Thankfully, later that same year, she told Elle she had come to terms with being famous and had grown to enjoy it. "For anybody who isn't doing well, it will get better. Have hope. I did this s--t with fame riding on my shoulders. And I love fame! Being famous is great, but it was horrible for a year. Now I love what I do, and I'm me again. The good me. And I love the eyes on me."
Jennifer Lawrence isn't a fan of being famous, telling Vogue early in her career, "I am just not OK with it. It's as simple as that. I am just a normal girl and a human being, and I haven't been in this long enough to feel like this is my new normal. I'm not going to find peace with it."
Jennifer later said she feels fortunate to be in her position and doesn't like to complain about it.
Ana de Armas recently shared that she wishes fame wasn't an outcome of her day job at all.
"It's funny as an actor because you do what you do and you don't think of the consequences of your job and then all of a sudden you are in the spotlight and you realize 'Oh this is not what I wanted!' [Fame] to me, is not the most exciting thing about my job, it never has been, at all. It is just a consequence of my job," Ana told Flaunt.
Daniel Radcliffe has admitted he has a hard time being famous and constantly being "watched." At times, he even turned to drinking to cope with his celebrity status.
"The quickest way to forget about the fact that you were being watched was to get very drunk. Then as you get very drunk, you become aware, 'Oh, people are watching more now because now I'm getting very drunk, so I should probably drink more to ignore that more.' It can affect your psyche," Daniel said on "Off Camera with Sam Jones."
Daniel added that this contributed to his decision to quit drinking.
Earlier in her career, Megan Fox said being famous was comparable to being bullied in high school.
"I don't think people understand. They all think we should shut the f--k up and stop complaining because you live in a big house or you drive a Bentley. So your life must be so great. What people don't realize is that fame, whatever your worst experience in high school, when you were being bullied by those 10 kids in high school, fame is that, but on a global scale, where you're being bullied by millions of people constantly," Megan told Esquire.
At one point in his career, Shia LeBeouf declared that he was retiring from public life, later stepping out for a red carpet wearing a paper bag on his head that read "I am not famous anymore."

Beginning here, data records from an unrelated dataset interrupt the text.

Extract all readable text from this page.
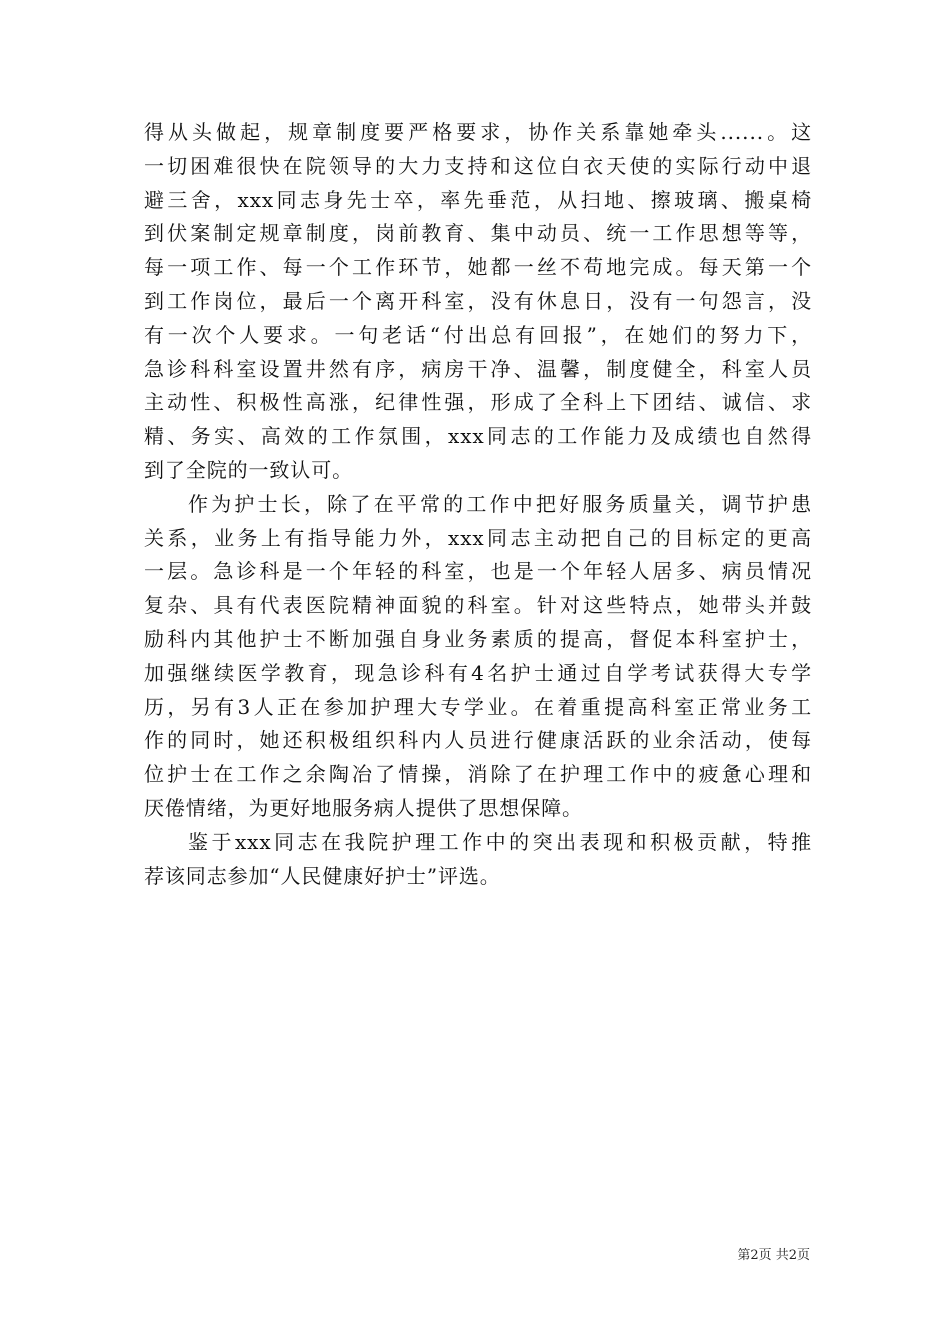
得从头做起，规章制度要严格要求，协作关系靠她牵头......。这
一切困难很快在院领导的大力支持和这位白衣天使的实际行动中退
避三舍，xxx同志身先士卒，率先垂范，从扫地、擦玻璃、搬桌椅
到伏案制定规章制度，岗前教育、集中动员、统一工作思想等等，
每一项工作、每一个工作环节，她都一丝不苟地完成。每天第一个
到工作岗位，最后一个离开科室，没有休息日，没有一句怨言，没
有一次个人要求。一句老话“付出总有回报”，在她们的努力下，
急诊科科室设置井然有序，病房干净、温馨，制度健全，科室人员
主动性、积极性高涨，纪律性强，形成了全科上下团结、诚信、求
精、务实、高效的工作氛围，xxx同志的工作能力及成绩也自然得
到了全院的一致认可。
作为护士长，除了在平常的工作中把好服务质量关，调节护患
关系，业务上有指导能力外，xxx同志主动把自己的目标定的更高
一层。急诊科是一个年轻的科室，也是一个年轻人居多、病员情况
复杂、具有代表医院精神面貌的科室。针对这些特点，她带头并鼓
励科内其他护士不断加强自身业务素质的提高，督促本科室护士，
加强继续医学教育，现急诊科有4名护士通过自学考试获得大专学
历，另有3人正在参加护理大专学业。在着重提高科室正常业务工
作的同时，她还积极组织科内人员进行健康活跃的业余活动，使每
位护士在工作之余陶冶了情操，消除了在护理工作中的疲惫心理和
厌倦情绪，为更好地服务病人提供了思想保障。
鉴于xxx同志在我院护理工作中的突出表现和积极贡献，特推
荐该同志参加“人民健康好护士”评选。
第2页 共2页
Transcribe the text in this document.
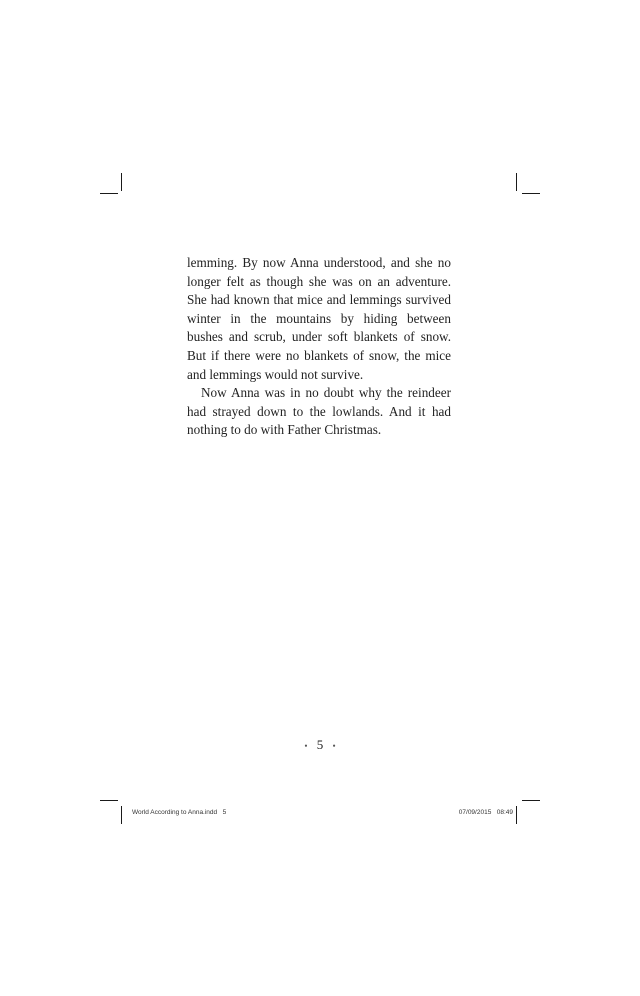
lemming. By now Anna understood, and she no longer felt as though she was on an adventure. She had known that mice and lemmings survived winter in the mountains by hiding between bushes and scrub, under soft blankets of snow. But if there were no blankets of snow, the mice and lemmings would not survive.

Now Anna was in no doubt why the reindeer had strayed down to the lowlands. And it had nothing to do with Father Christmas.

• 5 •
World According to Anna.indd   5	07/09/2015   08:49
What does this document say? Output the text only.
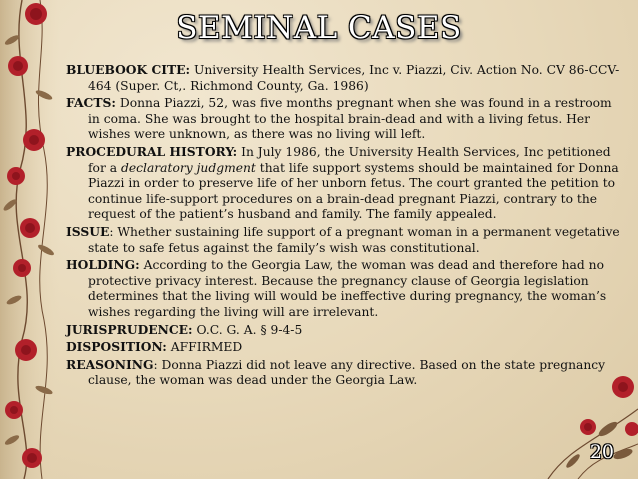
SEMINAL CASES

BLUEBOOK CITE: University Health Services, Inc v. Piazzi, Civ. Action No. CV 86-CCV-464 (Super. Ct,. Richmond County, Ga. 1986)

FACTS: Donna Piazzi, 52, was five months pregnant when she was found in a restroom in coma. She was brought to the hospital brain-dead and with a living fetus. Her wishes were unknown, as there was no living will left.

PROCEDURAL HISTORY: In July 1986, the University Health Services, Inc petitioned for a declaratory judgment that life support systems should be maintained for Donna Piazzi in order to preserve life of her unborn fetus. The court granted the petition to continue life-support procedures on a brain-dead pregnant Piazzi, contrary to the request of the patient’s husband and family. The family appealed.

ISSUE: Whether sustaining life support of a pregnant woman in a permanent vegetative state to safe fetus against the family’s wish was constitutional.

HOLDING: According to the Georgia Law, the woman was dead and therefore had no protective privacy interest. Because the pregnancy clause of Georgia legislation determines that the living will would be ineffective during pregnancy, the woman’s wishes regarding the living will are irrelevant.

JURISPRUDENCE: O.C. G. A. § 9-4-5

DISPOSITION: AFFIRMED

REASONING: Donna Piazzi did not leave any directive. Based on the state pregnancy clause, the woman was dead under the Georgia Law.

20
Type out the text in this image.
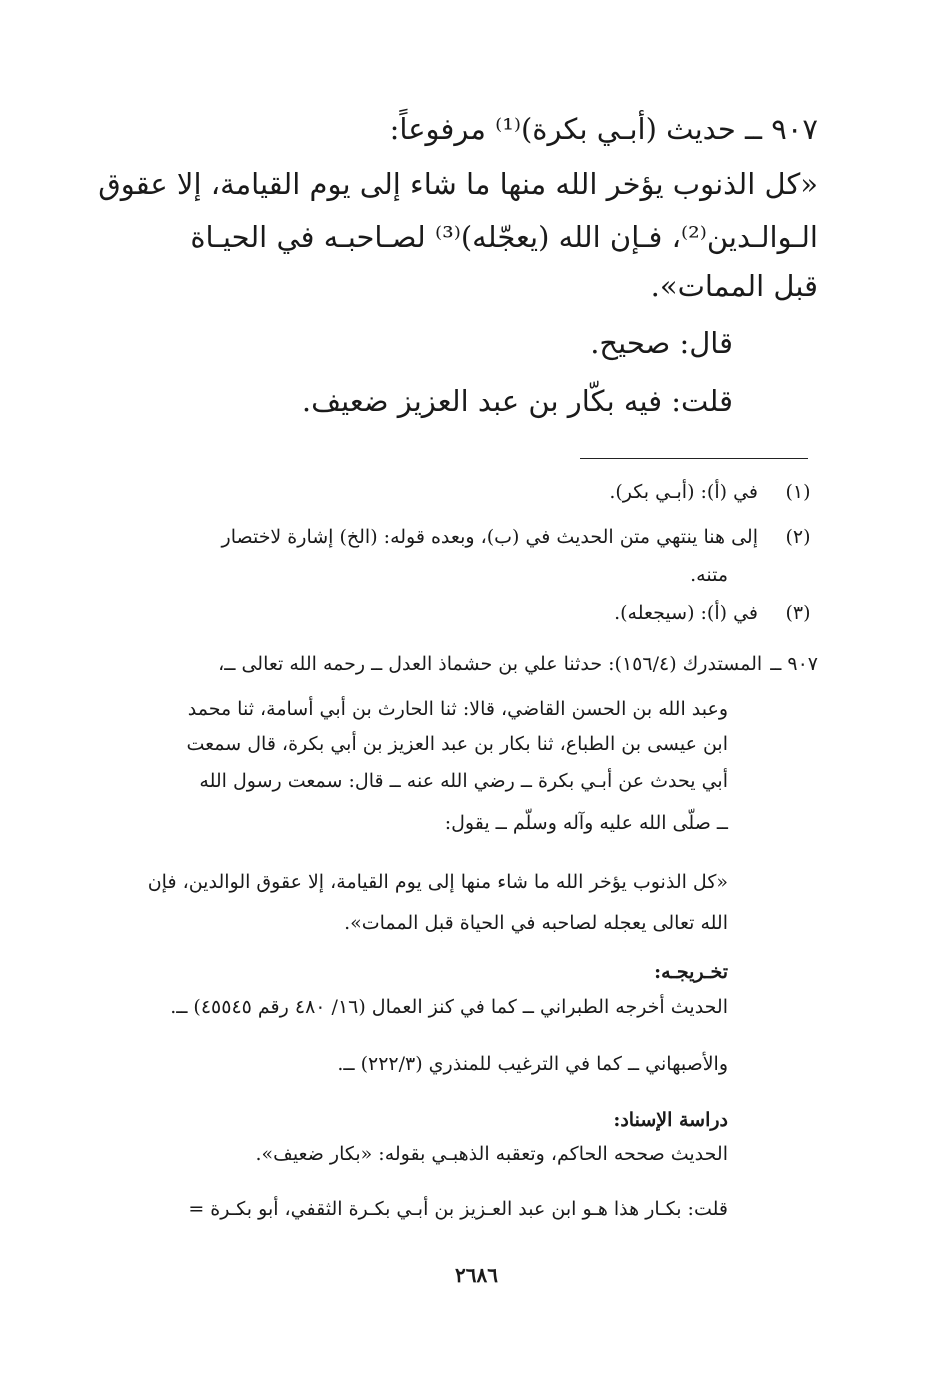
٩٠٧ ــ حديث (أبـي بكرة)⁽¹⁾ مرفوعاً:
«كل الذنوب يؤخر الله منها ما شاء إلى يوم القيامة، إلا عقوق
الـوالـدين⁽²⁾، فـإن الله (يعجّله)⁽³⁾ لصـاحبـه في الحيـاة
قبل الممات».
قال: صحيح.
قلت: فيه بكّار بن عبد العزيز ضعيف.
(١)في (أ): (أبـي بكر).
(٢)إلى هنا ينتهي متن الحديث في (ب)، وبعده قوله: (الخ) إشارة لاختصار
متنه.
(٣)في (أ): (سيجعله).
٩٠٧ ــالمستدرك (١٥٦/٤): حدثنا علي بن حشماذ العدل ــ رحمه الله تعالى ــ،
وعبد الله بن الحسن القاضي، قالا: ثنا الحارث بن أبي أسامة، ثنا محمد
ابن عيسى بن الطباع، ثنا بكار بن عبد العزيز بن أبي بكرة، قال سمعت
أبي يحدث عن أبـي بكرة ــ رضي الله عنه ــ قال: سمعت رسول الله
ــ صلّى الله عليه وآله وسلّم ــ يقول:
«كل الذنوب يؤخر الله ما شاء منها إلى يوم القيامة، إلا عقوق الوالدين، فإن
الله تعالى يعجله لصاحبه في الحياة قبل الممات».
تخـريجـه:
الحديث أخرجه الطبراني ــ كما في كنز العمال (١٦/ ٤٨٠ رقم ٤٥٥٤٥) ــ.
والأصبهاني ــ كما في الترغيب للمنذري (٢٢٢/٣) ــ.
دراسة الإسناد:
الحديث صححه الحاكم، وتعقبه الذهبـي بقوله: «بكار ضعيف».
قلت: بكـار هذا هـو ابن عبد العـزيز بن أبـي بكـرة الثقفي، أبو بكـرة =
٢٦٨٦
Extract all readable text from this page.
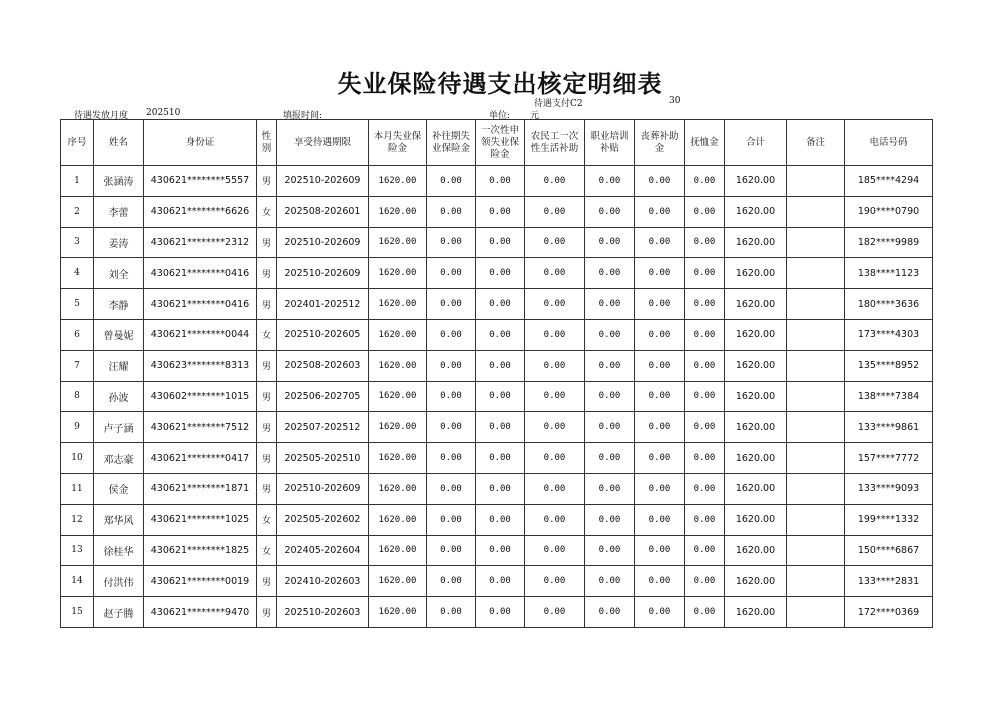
失业保险待遇支出核定明细表
待遇支付C2	30
待遇发放月度 202510	填报时间:	单位: 元
序号	姓名	身份证	性别	享受待遇期限	本月失业保险金	补往期失业保险金	一次性申领失业保险金	农民工一次性生活补助	职业培训补贴	丧葬补助金	抚恤金	合计	备注	电话号码
1	张涵涛	430621********5557	男	202510-202609	1620.00	0.00	0.00	0.00	0.00	0.00	0.00	1620.00		185****4294
2	李蕾	430621********6626	女	202508-202601	1620.00	0.00	0.00	0.00	0.00	0.00	0.00	1620.00		190****0790
3	姜涛	430621********2312	男	202510-202609	1620.00	0.00	0.00	0.00	0.00	0.00	0.00	1620.00		182****9989
4	刘全	430621********0416	男	202510-202609	1620.00	0.00	0.00	0.00	0.00	0.00	0.00	1620.00		138****1123
5	李静	430621********0416	男	202401-202512	1620.00	0.00	0.00	0.00	0.00	0.00	0.00	1620.00		180****3636
6	曾曼妮	430621********0044	女	202510-202605	1620.00	0.00	0.00	0.00	0.00	0.00	0.00	1620.00		173****4303
7	汪耀	430623********8313	男	202508-202603	1620.00	0.00	0.00	0.00	0.00	0.00	0.00	1620.00		135****8952
8	孙波	430602********1015	男	202506-202705	1620.00	0.00	0.00	0.00	0.00	0.00	0.00	1620.00		138****7384
9	卢子涵	430621********7512	男	202507-202512	1620.00	0.00	0.00	0.00	0.00	0.00	0.00	1620.00		133****9861
10	邓志豪	430621********0417	男	202505-202510	1620.00	0.00	0.00	0.00	0.00	0.00	0.00	1620.00		157****7772
11	侯金	430621********1871	男	202510-202609	1620.00	0.00	0.00	0.00	0.00	0.00	0.00	1620.00		133****9093
12	郑华风	430621********1025	女	202505-202602	1620.00	0.00	0.00	0.00	0.00	0.00	0.00	1620.00		199****1332
13	徐桂华	430621********1825	女	202405-202604	1620.00	0.00	0.00	0.00	0.00	0.00	0.00	1620.00		150****6867
14	付洪伟	430621********0019	男	202410-202603	1620.00	0.00	0.00	0.00	0.00	0.00	0.00	1620.00		133****2831
15	赵子腾	430621********9470	男	202510-202603	1620.00	0.00	0.00	0.00	0.00	0.00	0.00	1620.00		172****0369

A few years later, Shia elaborated on his thoughts about fame, saying, "The craft of acting for film is terribly exclusive and comes with the baggage of celebrity, which robs you of your individuality and separates you... The requirements to being a star/celebrity are namely, you must become an enslaved body."
While Zach Galifianakis enjoys acting, he doesn't enjoy the notion of being a celebrity.
"Being a celebrity is shit. It's dumb. I'm not interested in it. I like to be an actor and that's it. The blurred lines are, I think, man-made. I think celebrity is a man-made thing. It's not innate in us. We have people telling us we should pay attention to these people for the wrong reasons — their personal lives and that stuff," Zach said during a press conference in 2014.